Avec ses succès militaires, le pouvoir apparaît en position de force, surtout dans la perspective d'une conférence de paix internationale que Moscou et Washington cherchent, non sans grandes difficultés, à réunir en juillet.

L'armée libanaise exaspérée

Au Liban voisin, divisé entre un camp partisan du régime syrien mené par le Hezbollah et un autre appuyant la rébellion, l'armée a lancé un avertissement après la multiplication des violences frontalières, des combats entre Libanais et des attaques parfois meurtrières contre ses soldats.

Le commandement de l'armée y "appelle les citoyens à se méfier des complots visant à faire revenir le Liban en arrière et à l'entraîner dans une guerre absurde", et prévient qu'il répondrait "aux armes par les armes".

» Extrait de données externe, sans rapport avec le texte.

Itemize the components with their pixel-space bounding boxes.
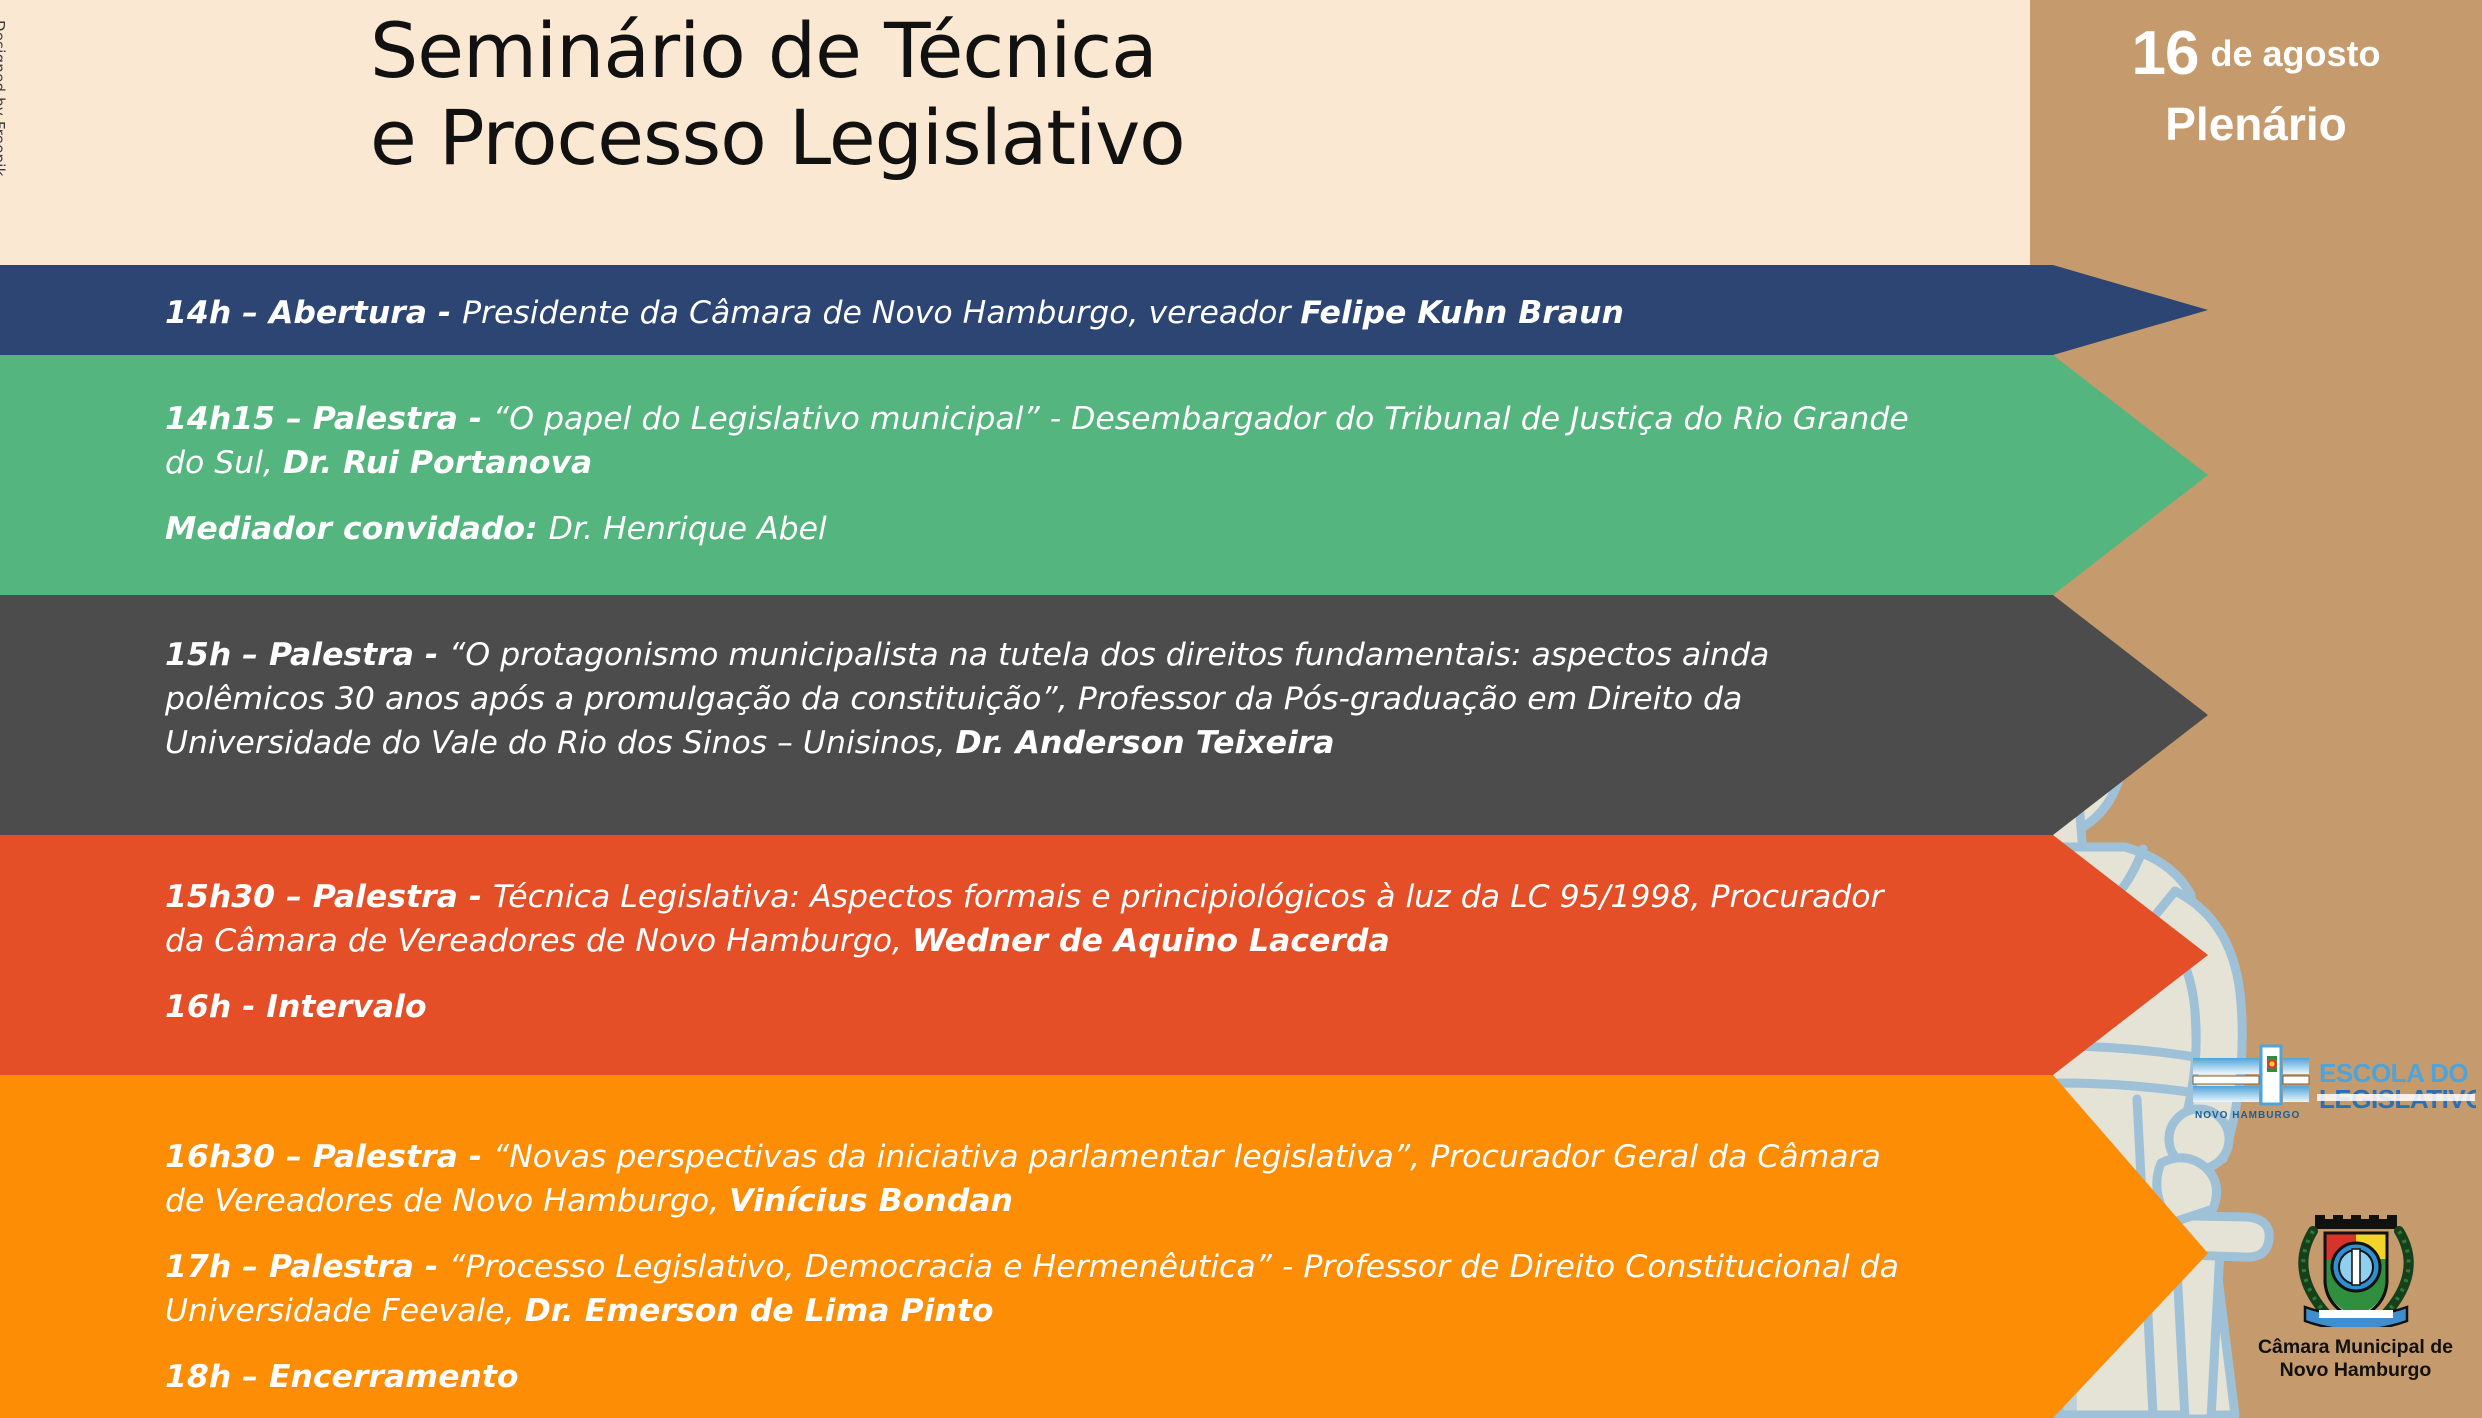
escola-do-legislativo-logo: NOVO HAMBURGO ESCOLA DO LEGISLATIVO [2191,1038,2476,1133]
camara-logo-line2: Novo Hamburgo [2253,1359,2458,1382]
schedule-band-1415: 14h15 – Palestra - “O papel do Legislati… [0,355,2208,595]
schedule-item: 15h – Palestra - “O protagonismo municip… [165,633,1915,765]
schedule-item: 14h – Abertura - Presidente da Câmara de… [165,291,1915,335]
event-month: de agosto [2210,33,2380,74]
schedule-band-abertura: 14h – Abertura - Presidente da Câmara de… [0,265,2208,355]
schedule-item: Mediador convidado: Dr. Henrique Abel [165,507,1915,551]
page-title: Seminário de Técnica e Processo Legislat… [370,8,1990,181]
band-text-abertura: 14h – Abertura - Presidente da Câmara de… [165,291,1915,335]
page-title-line1: Seminário de Técnica [370,6,1157,95]
event-day: 16 [2132,19,2199,88]
event-poster: Designed by Freepik Seminário de Técnica… [0,0,2482,1418]
schedule-band-15h: 15h – Palestra - “O protagonismo municip… [0,595,2208,835]
camara-logo-line1: Câmara Municipal de [2253,1336,2458,1359]
schedule-item: 16h30 – Palestra - “Novas perspectivas d… [165,1135,1915,1223]
freepik-credit: Designed by Freepik [0,20,8,220]
schedule-speaker: Wedner de Aquino Lacerda [912,923,1390,959]
event-date-block: 16de agosto Plenário [2030,18,2482,151]
event-date-line: 16de agosto [2030,18,2482,89]
band-text-1530: 15h30 – Palestra - Técnica Legislativa: … [165,875,1915,1029]
schedule-item: 17h – Palestra - “Processo Legislativo, … [165,1245,1915,1333]
schedule-time-label: 14h – Abertura - [165,295,462,331]
schedule-time-label: 16h30 – Palestra - [165,1139,493,1175]
schedule-speaker: Felipe Kuhn Braun [1300,295,1624,331]
schedule-speaker: Vinícius Bondan [729,1183,1013,1219]
schedule-break-label: 16h - Intervalo [165,989,427,1025]
schedule-speaker: Dr. Emerson de Lima Pinto [525,1293,994,1329]
schedule-item: 16h - Intervalo [165,985,1915,1029]
band-text-1415: 14h15 – Palestra - “O papel do Legislati… [165,397,1915,551]
band-text-15h: 15h – Palestra - “O protagonismo municip… [165,633,1915,765]
escola-logo-city: NOVO HAMBURGO [2195,1110,2300,1121]
schedule-item: 15h30 – Palestra - Técnica Legislativa: … [165,875,1915,963]
schedule-closing-label: 18h – Encerramento [165,1359,519,1395]
schedule-band-1630: 16h30 – Palestra - “Novas perspectivas d… [0,1075,2208,1418]
coat-of-arms-icon [2253,1215,2458,1327]
schedule-time-label: 14h15 – Palestra - [165,401,493,437]
schedule-time-label: 15h – Palestra - [165,637,449,673]
band-text-1630: 16h30 – Palestra - “Novas perspectivas d… [165,1135,1915,1399]
schedule-speaker: Dr. Anderson Teixeira [956,725,1335,761]
schedule-item: 14h15 – Palestra - “O papel do Legislati… [165,397,1915,485]
schedule-time-label: 17h – Palestra - [165,1249,449,1285]
page-title-line2: e Processo Legislativo [370,95,1990,182]
schedule-time-label: 15h30 – Palestra - [165,879,493,915]
schedule-band-1530: 15h30 – Palestra - Técnica Legislativa: … [0,835,2208,1075]
event-venue: Plenário [2030,97,2482,151]
schedule-speaker: Dr. Rui Portanova [283,445,592,481]
camara-logo-caption: Câmara Municipal de Novo Hamburgo [2253,1336,2458,1382]
schedule-role-label: Mediador convidado: [165,511,549,547]
schedule-item: 18h – Encerramento [165,1355,1915,1399]
schedule-body: Presidente da Câmara de Novo Hamburgo, v… [462,295,1300,331]
camara-municipal-logo: Câmara Municipal de Novo Hamburgo [2253,1215,2458,1375]
schedule-body: Dr. Henrique Abel [549,511,827,547]
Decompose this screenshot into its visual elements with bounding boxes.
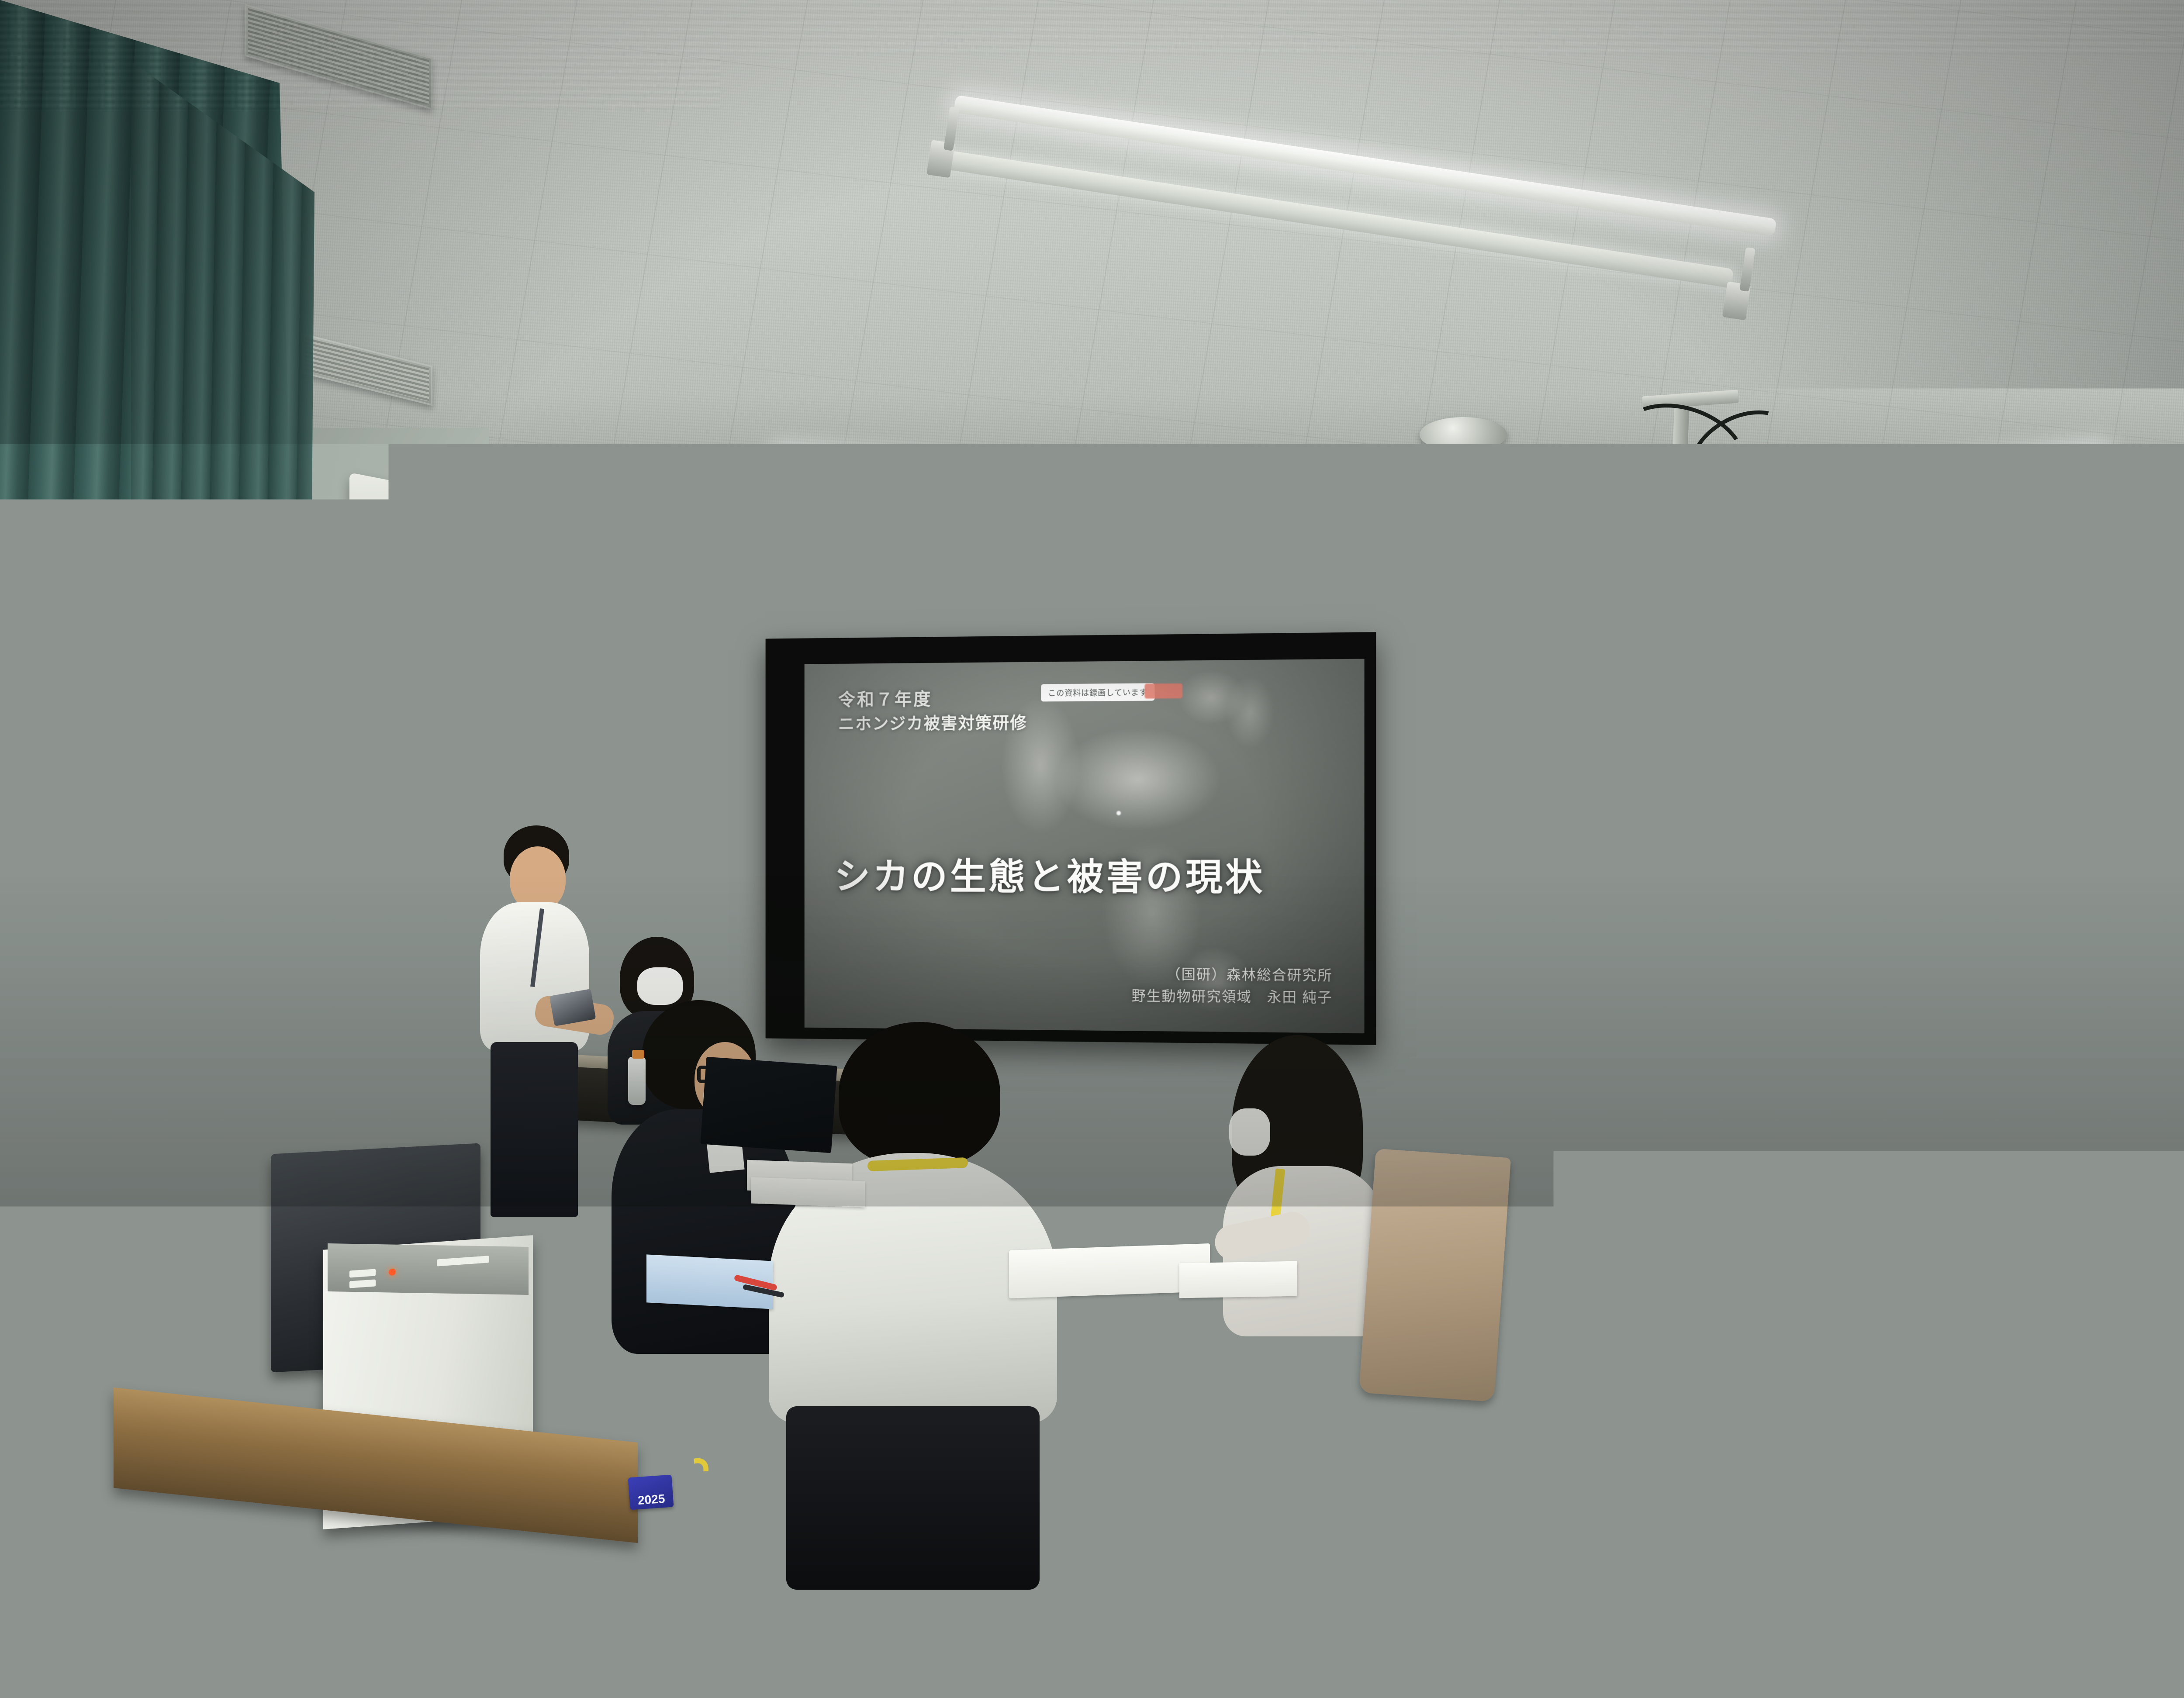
calendar-day: 3	[636, 845, 655, 858]
calendar-day: 8	[598, 856, 616, 870]
calendar-day: 31	[636, 899, 655, 912]
clock-center-hub	[579, 702, 584, 708]
water-bottle-center	[1131, 1111, 1151, 1173]
calendar-day: 22	[598, 884, 616, 897]
water-bottle-right	[1832, 1101, 1851, 1153]
calendar-day: 18	[656, 873, 674, 886]
calendar-day: 2	[617, 844, 636, 857]
projected-slide: 令和７年度 ニホンジカ被害対策研修 この資料は録画しています シカの生態と被害の…	[805, 659, 1365, 1033]
calendar-day: 1	[598, 843, 616, 856]
code-line	[2060, 1393, 2143, 1398]
attendee-head	[1848, 1162, 1966, 1275]
projection-screen: 令和７年度 ニホンジカ被害対策研修 この資料は録画しています シカの生態と被害の…	[766, 632, 1376, 1045]
face-mask	[1229, 1108, 1270, 1156]
code-line	[2048, 1383, 2149, 1388]
light-switch-panel[interactable]	[2180, 978, 2184, 1011]
wall-clock: 12 1 2 3 4 5 6 7 8 9 10 11	[543, 666, 621, 744]
water-bottle-left	[628, 1057, 646, 1105]
attendee-hair	[839, 1022, 1000, 1166]
clock-numeral: 5	[592, 725, 597, 735]
presenter-trousers	[491, 1042, 578, 1217]
projector-lens-icon	[1624, 482, 1653, 507]
attendee-hair	[1957, 983, 2044, 1070]
code-line	[2046, 1361, 2160, 1367]
calendar-day: 23	[617, 884, 636, 897]
coat-on-chair	[1359, 1149, 1511, 1402]
clock-numeral: 4	[604, 715, 609, 725]
laptop-left-front[interactable]	[700, 1057, 837, 1153]
clock-numeral: 2	[608, 691, 612, 701]
seminar-room-photo: 12 1 2 3 4 5 6 7 8 9 10 11 10 1 2 3 4 5 …	[0, 0, 2184, 1698]
clock-numeral: 6	[580, 729, 584, 739]
ceiling-projector	[1615, 470, 1801, 534]
wrist-watch	[2089, 1094, 2119, 1106]
document-right-table	[1970, 1289, 2101, 1338]
code-line	[2051, 1405, 2104, 1409]
face-mask	[637, 967, 683, 1005]
clock-numeral: 7	[562, 725, 567, 735]
code-line	[2096, 1453, 2136, 1456]
clock-numeral: 11	[561, 676, 570, 686]
whiteboard-left	[712, 776, 760, 1028]
calendar-day: 17	[636, 872, 655, 885]
calendar-day: 9	[617, 857, 636, 870]
calendar-day: 15	[598, 870, 616, 883]
calendar-day: 10	[636, 858, 655, 871]
document-presenter-desk	[751, 1177, 865, 1207]
bottle-cap	[1135, 1104, 1147, 1113]
code-line	[2081, 1437, 2129, 1441]
fixture-end-cap	[758, 477, 777, 504]
fixture-hanger	[943, 107, 960, 151]
ceiling-recessed-light	[1219, 563, 1345, 594]
fixture-end-cap	[1427, 555, 1448, 583]
ceiling-speaker-dome	[1420, 417, 1507, 452]
clock-numeral: 10	[549, 689, 558, 698]
clock-numeral: 8	[552, 715, 556, 725]
code-line	[2044, 1352, 2128, 1357]
wall-cabinet	[1629, 786, 1699, 887]
bag-on-floor-center	[673, 1411, 882, 1594]
presenter-head	[510, 846, 566, 911]
calendar-day: 29	[598, 897, 616, 910]
laptop-screen-foreground[interactable]	[2015, 1324, 2184, 1515]
fixture-end-cap	[1234, 534, 1253, 561]
slide-vignette	[805, 659, 1365, 1033]
calendar-day	[656, 900, 674, 913]
bottle-cap	[632, 1050, 644, 1059]
bag-on-floor-far-right	[1400, 1502, 1553, 1629]
laptop-center-right[interactable]	[1542, 1055, 1695, 1172]
bottle-cap	[1836, 1094, 1849, 1102]
calendar-day: 25	[656, 886, 674, 899]
window-daylight-gap	[262, 655, 332, 1127]
calendar-day: 11	[656, 859, 674, 872]
calendar-day: 16	[617, 871, 636, 884]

Il ajoute avoir "tenté d'oeuvrer avec fermeté et patience pour empêcher le Liban de se transformer en un champ de bataille pour les conflits régionaux et éviter le transfert des événements syriens", mais accuse "certains groupes" de continuer à créer des tensions.

 
 

Le conflit déclenché en mars 2011 par une révolte populaire réprimée par le régime a tué plus de 94.000 personnes selon l'OSDH.